How to Use Grounding DINOΒΆ

First, install the Inference Grounding DINO extension:

pip install "inference[grounding-dino]"

Create a new Python file called app.py and add the following code:

from inference.models.grounding_dino import GroundingDINO

model = GroundingDINO(api_key="")

results = model.infer(
    {
        "image": {
            "type": "url",
            "value": "https://media.roboflow.com/fruit.png",
        },
        "text": ["apple"],

        # Optional params
        "box_threshold": 0.5
        "text_threshold": 0.5
    }
)

print(results.json())

In this code, we load Grounding DINO, run Grounding DINO on an image, and annotate the image with the predictions from the model.

Above, replace:

  1. apple with the object you want to detect.
  2. fruit.png with the path to the image in which you want to detect objects.

Additionally, you can tweak the optional box_threshold and class_threshold params for your specific use case.

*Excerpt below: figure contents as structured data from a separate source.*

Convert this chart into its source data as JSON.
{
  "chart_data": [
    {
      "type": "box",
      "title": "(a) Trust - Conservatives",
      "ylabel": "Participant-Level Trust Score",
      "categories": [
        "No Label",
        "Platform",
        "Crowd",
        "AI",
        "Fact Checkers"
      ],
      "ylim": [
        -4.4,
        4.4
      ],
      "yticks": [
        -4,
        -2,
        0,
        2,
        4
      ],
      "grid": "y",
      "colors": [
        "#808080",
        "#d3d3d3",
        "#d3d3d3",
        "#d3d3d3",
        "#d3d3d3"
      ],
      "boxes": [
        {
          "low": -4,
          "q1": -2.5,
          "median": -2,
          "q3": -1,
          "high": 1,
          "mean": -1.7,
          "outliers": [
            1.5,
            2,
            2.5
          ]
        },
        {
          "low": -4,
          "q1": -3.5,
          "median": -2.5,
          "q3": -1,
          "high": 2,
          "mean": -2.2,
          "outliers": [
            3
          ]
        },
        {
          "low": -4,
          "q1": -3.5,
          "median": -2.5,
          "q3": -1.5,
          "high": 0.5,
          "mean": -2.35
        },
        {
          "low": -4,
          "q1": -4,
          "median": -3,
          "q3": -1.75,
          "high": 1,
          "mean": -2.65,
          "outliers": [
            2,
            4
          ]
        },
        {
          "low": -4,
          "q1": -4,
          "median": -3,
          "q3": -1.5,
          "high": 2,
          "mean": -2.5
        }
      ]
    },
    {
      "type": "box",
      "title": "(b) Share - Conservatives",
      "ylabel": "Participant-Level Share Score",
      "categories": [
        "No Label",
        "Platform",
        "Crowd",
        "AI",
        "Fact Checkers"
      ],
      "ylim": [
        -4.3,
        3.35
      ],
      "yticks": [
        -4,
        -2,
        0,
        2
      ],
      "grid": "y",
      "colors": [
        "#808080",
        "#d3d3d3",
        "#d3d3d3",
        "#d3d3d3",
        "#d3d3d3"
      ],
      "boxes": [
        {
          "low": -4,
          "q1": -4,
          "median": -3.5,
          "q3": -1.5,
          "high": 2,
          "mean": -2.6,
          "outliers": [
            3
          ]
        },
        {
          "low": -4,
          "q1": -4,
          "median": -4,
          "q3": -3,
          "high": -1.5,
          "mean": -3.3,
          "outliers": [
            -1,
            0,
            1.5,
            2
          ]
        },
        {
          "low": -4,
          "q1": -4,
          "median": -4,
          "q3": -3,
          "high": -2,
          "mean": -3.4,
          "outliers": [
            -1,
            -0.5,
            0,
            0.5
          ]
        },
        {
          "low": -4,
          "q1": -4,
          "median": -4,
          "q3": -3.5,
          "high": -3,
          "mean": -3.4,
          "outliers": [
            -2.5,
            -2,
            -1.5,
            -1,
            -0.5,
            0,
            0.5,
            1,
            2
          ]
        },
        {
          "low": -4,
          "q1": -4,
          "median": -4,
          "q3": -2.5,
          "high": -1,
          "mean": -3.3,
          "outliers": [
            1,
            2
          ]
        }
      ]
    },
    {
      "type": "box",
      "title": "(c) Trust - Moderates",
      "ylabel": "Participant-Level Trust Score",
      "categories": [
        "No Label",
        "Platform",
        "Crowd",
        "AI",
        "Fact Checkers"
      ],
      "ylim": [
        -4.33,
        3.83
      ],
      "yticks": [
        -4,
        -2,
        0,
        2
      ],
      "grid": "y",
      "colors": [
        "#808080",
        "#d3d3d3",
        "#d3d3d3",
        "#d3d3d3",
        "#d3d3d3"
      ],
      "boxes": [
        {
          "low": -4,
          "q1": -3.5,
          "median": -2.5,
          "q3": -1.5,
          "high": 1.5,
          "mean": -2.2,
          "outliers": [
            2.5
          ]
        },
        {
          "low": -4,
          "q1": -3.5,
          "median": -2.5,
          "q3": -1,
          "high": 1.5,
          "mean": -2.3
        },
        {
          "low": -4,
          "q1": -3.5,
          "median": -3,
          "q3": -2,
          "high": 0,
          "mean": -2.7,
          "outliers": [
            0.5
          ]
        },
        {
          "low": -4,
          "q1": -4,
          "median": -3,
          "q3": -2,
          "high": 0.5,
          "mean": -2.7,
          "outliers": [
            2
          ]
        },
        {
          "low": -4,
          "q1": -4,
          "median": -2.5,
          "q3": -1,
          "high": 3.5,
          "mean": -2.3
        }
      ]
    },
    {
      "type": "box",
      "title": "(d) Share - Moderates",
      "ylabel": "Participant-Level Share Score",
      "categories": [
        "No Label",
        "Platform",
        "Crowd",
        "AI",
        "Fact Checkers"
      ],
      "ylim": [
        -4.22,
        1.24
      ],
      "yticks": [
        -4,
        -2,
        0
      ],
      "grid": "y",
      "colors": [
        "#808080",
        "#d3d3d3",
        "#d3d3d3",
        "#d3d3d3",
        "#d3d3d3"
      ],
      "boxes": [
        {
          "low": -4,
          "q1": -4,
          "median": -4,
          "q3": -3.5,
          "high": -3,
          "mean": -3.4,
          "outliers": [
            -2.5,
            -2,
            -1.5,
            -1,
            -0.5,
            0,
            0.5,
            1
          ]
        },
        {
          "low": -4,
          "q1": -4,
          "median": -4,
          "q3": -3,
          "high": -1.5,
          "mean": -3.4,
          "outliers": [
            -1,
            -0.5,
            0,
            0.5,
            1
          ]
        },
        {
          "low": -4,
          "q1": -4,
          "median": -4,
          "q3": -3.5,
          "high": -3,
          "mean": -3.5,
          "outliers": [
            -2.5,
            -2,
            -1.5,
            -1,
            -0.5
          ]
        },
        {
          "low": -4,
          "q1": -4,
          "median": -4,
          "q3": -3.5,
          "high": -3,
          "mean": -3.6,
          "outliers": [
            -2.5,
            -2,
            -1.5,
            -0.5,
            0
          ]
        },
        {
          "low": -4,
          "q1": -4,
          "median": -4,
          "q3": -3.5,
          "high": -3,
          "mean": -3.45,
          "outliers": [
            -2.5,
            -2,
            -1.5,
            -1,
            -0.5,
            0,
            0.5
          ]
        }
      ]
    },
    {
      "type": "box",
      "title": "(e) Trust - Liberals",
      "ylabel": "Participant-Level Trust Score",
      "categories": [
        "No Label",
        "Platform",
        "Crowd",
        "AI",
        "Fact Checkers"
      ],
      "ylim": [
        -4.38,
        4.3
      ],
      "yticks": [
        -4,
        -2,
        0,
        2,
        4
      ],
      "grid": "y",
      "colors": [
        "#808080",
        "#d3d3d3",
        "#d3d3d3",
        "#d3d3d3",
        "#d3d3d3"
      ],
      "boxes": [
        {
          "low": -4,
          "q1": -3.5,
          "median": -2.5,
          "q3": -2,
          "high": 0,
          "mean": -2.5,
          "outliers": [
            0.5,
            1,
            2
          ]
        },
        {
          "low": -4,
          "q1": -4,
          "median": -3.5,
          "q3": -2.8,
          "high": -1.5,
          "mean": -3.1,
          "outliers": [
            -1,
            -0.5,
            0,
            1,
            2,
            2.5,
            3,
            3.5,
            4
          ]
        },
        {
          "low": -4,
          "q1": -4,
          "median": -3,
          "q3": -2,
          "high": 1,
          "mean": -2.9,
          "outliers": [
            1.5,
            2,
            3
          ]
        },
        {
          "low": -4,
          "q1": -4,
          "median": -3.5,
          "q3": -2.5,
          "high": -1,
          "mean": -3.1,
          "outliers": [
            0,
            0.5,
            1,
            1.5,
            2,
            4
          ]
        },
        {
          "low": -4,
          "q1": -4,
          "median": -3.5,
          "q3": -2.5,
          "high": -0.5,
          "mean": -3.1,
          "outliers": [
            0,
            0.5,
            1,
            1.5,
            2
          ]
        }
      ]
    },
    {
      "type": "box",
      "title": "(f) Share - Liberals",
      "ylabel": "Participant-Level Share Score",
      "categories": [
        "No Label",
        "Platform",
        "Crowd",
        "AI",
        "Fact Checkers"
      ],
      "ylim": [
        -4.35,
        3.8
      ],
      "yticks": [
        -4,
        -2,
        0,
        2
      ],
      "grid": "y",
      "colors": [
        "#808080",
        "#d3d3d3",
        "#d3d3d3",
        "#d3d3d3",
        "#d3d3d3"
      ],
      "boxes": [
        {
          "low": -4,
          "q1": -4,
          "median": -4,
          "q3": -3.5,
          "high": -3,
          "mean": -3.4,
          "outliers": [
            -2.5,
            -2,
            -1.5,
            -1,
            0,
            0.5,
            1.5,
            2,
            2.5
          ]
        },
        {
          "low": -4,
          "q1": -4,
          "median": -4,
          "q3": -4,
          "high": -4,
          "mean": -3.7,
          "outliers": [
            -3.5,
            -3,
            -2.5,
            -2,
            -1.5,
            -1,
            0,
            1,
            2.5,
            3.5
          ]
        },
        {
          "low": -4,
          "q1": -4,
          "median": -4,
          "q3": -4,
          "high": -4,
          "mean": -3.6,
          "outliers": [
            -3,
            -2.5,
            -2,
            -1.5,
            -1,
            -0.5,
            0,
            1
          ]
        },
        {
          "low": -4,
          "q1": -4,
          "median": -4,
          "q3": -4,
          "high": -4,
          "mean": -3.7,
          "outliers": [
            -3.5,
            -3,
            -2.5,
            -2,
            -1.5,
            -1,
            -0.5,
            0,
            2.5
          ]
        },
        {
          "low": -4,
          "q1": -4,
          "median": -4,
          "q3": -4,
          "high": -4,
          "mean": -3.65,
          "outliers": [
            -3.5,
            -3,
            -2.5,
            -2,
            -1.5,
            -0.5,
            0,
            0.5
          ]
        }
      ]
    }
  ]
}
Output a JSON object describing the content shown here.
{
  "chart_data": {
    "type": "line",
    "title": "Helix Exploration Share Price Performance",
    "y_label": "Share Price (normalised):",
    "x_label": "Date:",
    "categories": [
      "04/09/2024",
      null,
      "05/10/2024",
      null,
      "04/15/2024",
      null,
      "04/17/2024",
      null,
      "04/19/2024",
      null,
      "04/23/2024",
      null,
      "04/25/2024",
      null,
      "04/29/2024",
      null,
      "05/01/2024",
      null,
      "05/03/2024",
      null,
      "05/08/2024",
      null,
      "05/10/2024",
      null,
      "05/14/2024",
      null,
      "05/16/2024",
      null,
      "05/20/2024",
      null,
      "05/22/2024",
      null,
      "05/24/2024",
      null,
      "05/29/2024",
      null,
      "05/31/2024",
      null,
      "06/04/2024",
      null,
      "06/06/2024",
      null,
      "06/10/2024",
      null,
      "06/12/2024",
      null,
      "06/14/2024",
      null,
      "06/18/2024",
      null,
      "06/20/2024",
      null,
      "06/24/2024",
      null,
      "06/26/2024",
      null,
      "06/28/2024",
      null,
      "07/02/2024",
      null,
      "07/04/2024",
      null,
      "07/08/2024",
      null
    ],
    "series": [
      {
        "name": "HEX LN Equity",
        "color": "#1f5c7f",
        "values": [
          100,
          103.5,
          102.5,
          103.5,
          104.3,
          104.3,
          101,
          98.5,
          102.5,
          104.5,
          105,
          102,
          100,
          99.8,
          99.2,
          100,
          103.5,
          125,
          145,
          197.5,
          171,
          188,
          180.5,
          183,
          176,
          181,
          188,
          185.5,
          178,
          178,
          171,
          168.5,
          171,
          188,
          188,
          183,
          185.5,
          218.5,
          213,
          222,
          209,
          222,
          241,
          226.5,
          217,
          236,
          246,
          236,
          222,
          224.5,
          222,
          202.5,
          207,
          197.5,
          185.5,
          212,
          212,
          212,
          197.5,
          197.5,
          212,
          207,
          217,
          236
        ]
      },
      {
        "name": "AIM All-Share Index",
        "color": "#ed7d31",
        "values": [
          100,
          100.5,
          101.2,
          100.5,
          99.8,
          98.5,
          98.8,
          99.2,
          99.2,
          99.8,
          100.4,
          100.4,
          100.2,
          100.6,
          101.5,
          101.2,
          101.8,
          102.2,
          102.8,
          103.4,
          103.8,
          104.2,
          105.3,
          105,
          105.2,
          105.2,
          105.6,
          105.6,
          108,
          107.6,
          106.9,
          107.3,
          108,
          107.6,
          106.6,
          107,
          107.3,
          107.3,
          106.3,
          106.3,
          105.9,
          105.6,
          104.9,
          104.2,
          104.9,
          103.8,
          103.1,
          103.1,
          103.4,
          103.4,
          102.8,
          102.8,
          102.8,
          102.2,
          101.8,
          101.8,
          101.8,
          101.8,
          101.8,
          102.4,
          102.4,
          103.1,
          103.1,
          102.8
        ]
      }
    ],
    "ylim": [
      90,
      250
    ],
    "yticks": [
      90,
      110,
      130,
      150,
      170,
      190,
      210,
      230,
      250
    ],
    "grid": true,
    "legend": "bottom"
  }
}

Both values default to 0.5 if not set. See the Grounding DINO README for an explanation of the model's thresholds.

To use Grounding DINO with Inference, you will need a Roboflow API key. If you don't already have a Roboflow account, sign up for a free Roboflow account. Then, retrieve your API key from the Roboflow dashboard. Run the following command to set your API key in your coding environment:

export ROBOFLOW_API_KEY=<your api key>

Then, run the Python script you have created:

python app.py

The predictions from your model will be printed to the console.